A las 7:00 de la mañana del domingo recibí una llamada de que Mamá había muerto. Llamé a nuestro hijo Daniel y él me llevó al hospital. Cuando entré a su habitación, la cortina todavía estaba corrida alrededor de su cama. La abrí y vi el tubo de respiración aún en su boca. No podía creer tal falta de consideración hacia la familia. En la habitación de enfrente estaba un sacerdote, paciente allí, y me llamó para que me acercara. Cuando fui hacia él, me rodeó con su brazo y me dijo que sentía mucho que hubiera perdido a mi madre. Era un hombre frágil y pequeño que estaba allí por su propia enfermedad. Dijo: “Lamento mucho la muerte de tu madre, pero has sido una hija tan buena y has venido aquí todos los días. Dios te ama.”
Era una mañana brillante y hermosa. Daniel no me llevó a casa, sino que me llevó a dar un largo, largo paseo por el campo. Hablamos de muchas cosas. Mi corazón fue tan consolado por este querido muchacho que también estaba de luto por la pérdida de su abuela. Que Daniel pensara en mí y en mis sentimientos, y se tomara el tiempo de llevarme por el hermoso campo de Nueva York, entre la serenidad de colinas, árboles y cielo, son recuerdos que nunca olvidaré. Cuando finalmente llegamos a su casa, su esposa Cheryl me consoló con un abrazo. Estaba embarazada de su segundo hijo, Adam, a solo unas semanas del parto. Dios fue maravilloso al darnos esa nueva vida y al habernos dado a mi madre en nuestra familia por tantos años.

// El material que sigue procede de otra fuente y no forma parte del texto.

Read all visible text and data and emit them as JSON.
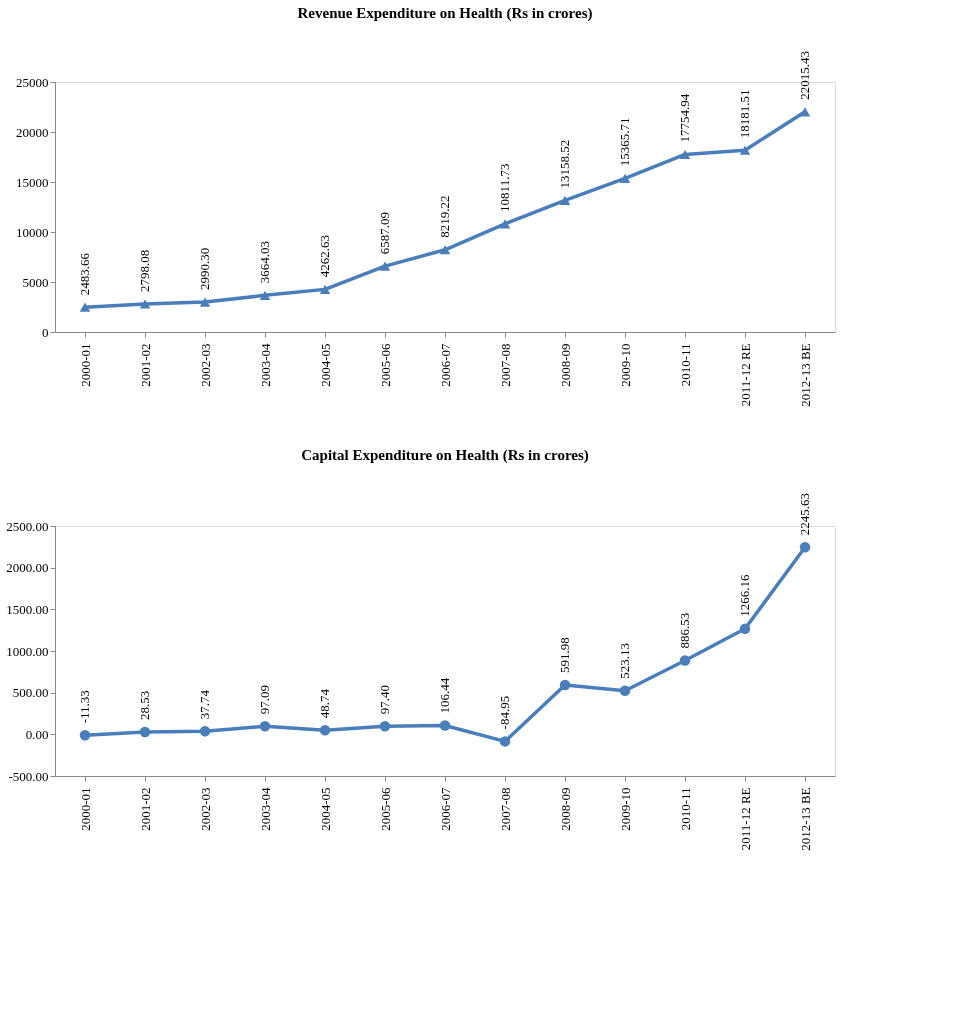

No tuvimos un servicio para Mamá. Cumplimos su deseo de ser cremada y enterrada en Niagara Falls, Ontario. Luego Linda y Mike invitaron a Roger y a mí a ir a su casa en Modesto, California, para el Día de Acción de Gracias y la Navidad. Esto fue en mayo de 1991, y esperábamos con ilusión ver a algunos de nuestros hijos en las fiestas.

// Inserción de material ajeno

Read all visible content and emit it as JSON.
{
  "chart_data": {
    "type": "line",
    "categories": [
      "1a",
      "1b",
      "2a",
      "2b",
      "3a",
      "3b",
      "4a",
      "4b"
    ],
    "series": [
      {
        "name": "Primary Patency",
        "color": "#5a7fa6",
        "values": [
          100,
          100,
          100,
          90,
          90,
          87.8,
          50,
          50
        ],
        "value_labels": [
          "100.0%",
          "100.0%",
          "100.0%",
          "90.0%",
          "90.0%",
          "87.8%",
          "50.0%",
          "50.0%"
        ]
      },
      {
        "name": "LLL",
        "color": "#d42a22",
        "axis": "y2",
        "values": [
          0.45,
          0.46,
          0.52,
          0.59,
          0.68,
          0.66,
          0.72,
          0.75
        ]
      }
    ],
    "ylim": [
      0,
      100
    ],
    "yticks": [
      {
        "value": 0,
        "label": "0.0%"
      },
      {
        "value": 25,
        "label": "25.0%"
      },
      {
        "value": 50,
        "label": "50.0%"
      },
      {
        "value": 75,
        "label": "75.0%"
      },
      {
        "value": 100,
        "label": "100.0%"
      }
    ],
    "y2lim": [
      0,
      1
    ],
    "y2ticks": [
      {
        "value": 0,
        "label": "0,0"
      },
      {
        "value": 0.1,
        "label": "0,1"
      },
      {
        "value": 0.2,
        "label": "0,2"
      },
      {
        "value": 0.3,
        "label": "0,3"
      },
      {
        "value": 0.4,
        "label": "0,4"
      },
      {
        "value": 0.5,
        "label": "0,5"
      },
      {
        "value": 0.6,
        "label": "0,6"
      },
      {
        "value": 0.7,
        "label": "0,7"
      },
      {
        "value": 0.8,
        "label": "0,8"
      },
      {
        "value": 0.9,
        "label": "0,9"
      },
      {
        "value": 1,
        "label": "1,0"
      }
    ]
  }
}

Daniel cuidó de nosotros después de la muerte de Mamá. Un día vino con Muffins, una gatita, que se encariñó más con Roger que conmigo. Pocos días después de tener a Muffins hubo una terrible tormenta y no pudimos encontrarla por ninguna parte. Fuimos al garaje y no estaba, miramos debajo de la cama y tampoco estaba. Yo estaba muy preocupada pero no sabía qué hacer, así que finalmente dejé de buscar y me acosté. Aun así, no podía dormir. Llovía tan fuerte que no podía dejar de pensar en la gatita. Así que me levanté, me vestí de nuevo y salí, llamando a Muffins por toda la cuadra. Nada. Regresé al garaje y, por alguna razón, fui a los escalones que llevaban a la cocina. Allí estaba ella, con sus dos ojitos mirándome. Estaba bien al fondo en un rincón, maullando y asustada. La saqué, la llevé adentro y la puse en la cama con Roger y conmigo, donde se quedó dormida ronroneando. Entonces, yo también me dormí.
Otra vez Muffins volvió a desaparecer. De nuevo la busqué y busqué. Finalmente fui a la cama con dosel y encontré que la pequeña Muffins se había metido debajo. Allí estaba, justo debajo de la cabeza de Roger.